Eis porque proponho a transformação do atual Supremo Tribunal Federal em uma Corte Constitucional.
Ela seria composta de 15 Ministros, nomeados pelo Presidente do Congresso Nacional, após aprovação de seus nomes pela maioria absoluta dos membros da Câmara dos Deputados e do Senado Federal, a partir de listas tríplices de candidatos oriundos da magistratura, do Ministério Público e da advocacia. Tais listas seriam elaboradas, respectivamente, pelo Conselho Nacional de Justiça, o Conselho Nacional do Ministério Público e o Conselho Federal da Ordem dos Advogados do Brasil.
Transitoriamente, os atuais Ministros do Supremo Tribunal Federal passariam a compor a Corte Constitucional, com o acréscimo de mais quatro novos membros, nomeados como indicado acima.
O novo sistema de nomeação tornaria muito difícil, senão impossível, o exercício com êxito de alguma atividade lobista; além de estabelecer, já de início, uma seleção de candidatos segundo um presumível saber jurídico.
A competência da Corte Constitucional seria limitada às causas que dissessem respeito diretamente à interpretação e aplicação da Constituição, transferindo-se todas as demais à competência do Superior Tribunal de Justiça.
Este último passaria a ter uma composição semelhante à da Corte Constitucional, mas contaria doravante com um mínimo de 60 Ministros; ou seja, quase o dobro do fixado atualmente na Constituição.

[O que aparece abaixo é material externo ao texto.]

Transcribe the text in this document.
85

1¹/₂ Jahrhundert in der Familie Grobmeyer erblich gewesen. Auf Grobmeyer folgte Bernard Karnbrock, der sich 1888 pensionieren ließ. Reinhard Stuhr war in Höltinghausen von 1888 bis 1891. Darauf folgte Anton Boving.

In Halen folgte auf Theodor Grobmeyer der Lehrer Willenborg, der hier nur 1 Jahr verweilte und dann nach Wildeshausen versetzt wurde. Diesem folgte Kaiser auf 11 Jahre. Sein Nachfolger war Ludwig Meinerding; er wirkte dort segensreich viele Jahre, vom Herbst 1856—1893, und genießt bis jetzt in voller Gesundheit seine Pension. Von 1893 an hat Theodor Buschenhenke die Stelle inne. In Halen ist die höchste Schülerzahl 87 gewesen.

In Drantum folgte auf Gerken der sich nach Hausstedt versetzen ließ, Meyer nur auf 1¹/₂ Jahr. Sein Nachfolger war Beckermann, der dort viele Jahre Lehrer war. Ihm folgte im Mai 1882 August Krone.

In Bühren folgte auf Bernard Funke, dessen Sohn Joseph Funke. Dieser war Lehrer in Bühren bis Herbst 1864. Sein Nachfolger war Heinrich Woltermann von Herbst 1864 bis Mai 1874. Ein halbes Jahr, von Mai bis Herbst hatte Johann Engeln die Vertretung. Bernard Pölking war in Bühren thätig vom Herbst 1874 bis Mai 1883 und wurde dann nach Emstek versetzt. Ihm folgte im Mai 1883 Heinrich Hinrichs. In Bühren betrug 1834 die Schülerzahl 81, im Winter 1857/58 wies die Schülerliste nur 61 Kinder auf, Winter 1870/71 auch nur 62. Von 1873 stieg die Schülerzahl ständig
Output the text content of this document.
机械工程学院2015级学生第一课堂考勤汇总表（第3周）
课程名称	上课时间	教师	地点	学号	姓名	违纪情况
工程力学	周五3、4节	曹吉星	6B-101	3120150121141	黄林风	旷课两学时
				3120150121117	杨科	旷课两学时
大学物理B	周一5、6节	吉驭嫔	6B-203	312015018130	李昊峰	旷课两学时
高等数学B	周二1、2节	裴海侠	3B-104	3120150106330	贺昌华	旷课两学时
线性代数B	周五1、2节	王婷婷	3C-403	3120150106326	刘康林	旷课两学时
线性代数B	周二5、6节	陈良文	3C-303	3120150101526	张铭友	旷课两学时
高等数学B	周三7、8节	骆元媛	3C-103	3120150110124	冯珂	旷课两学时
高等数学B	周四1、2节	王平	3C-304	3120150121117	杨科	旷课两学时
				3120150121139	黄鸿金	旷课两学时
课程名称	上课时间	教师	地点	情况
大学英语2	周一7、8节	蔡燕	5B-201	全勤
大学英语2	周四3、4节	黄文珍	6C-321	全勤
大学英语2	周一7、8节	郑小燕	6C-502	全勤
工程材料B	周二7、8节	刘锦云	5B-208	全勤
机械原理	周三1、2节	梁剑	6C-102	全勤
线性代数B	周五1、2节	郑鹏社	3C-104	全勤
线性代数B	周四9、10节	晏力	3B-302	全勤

Bem sei que esta proposta, se oficializada, suscitará, segundo nossa inveterada tradição anti-republicana, a resistência de todos aqueles que só cuidam de proteger seus interesses próprios, virando as costas ao bem comum. Mas o essencial é pôr desde logo o dedo na ferida e exigir o indispensável tratamento terapêutico.
***Fábio Konder Comparato, nascido em Santos, no dia 8 de outubro de 1936, é advogado, escritor e jurista brasileiro, formado pela Faculdade de Direito da Universidade de São Paulo. Professor titular aposentado da Faculdade de Direito da USP, onde também recebeu o título de Professor Emérito, em 2009. Doutor em Direito pela Universidade de Paris e doutor Honoris Causa da Universidade de Coimbra. Especializou-se inicialmente em Direito comercial, tendo publicado O Poder de Controle na Sociedade Anônima. Em 2005, recebeu a Medalha Chico Mendes de Resistência, prêmio entregue pela ONG brasileira Grupo Tortura Nunca Mais a todos aqueles que tal ONG consideram ter se destacado na luta pelos Direitos Humanos. Publicou, entre outros livros, Para viver a democracia e um projeto de Constituição para o Brasil, intitulado Muda Brasil.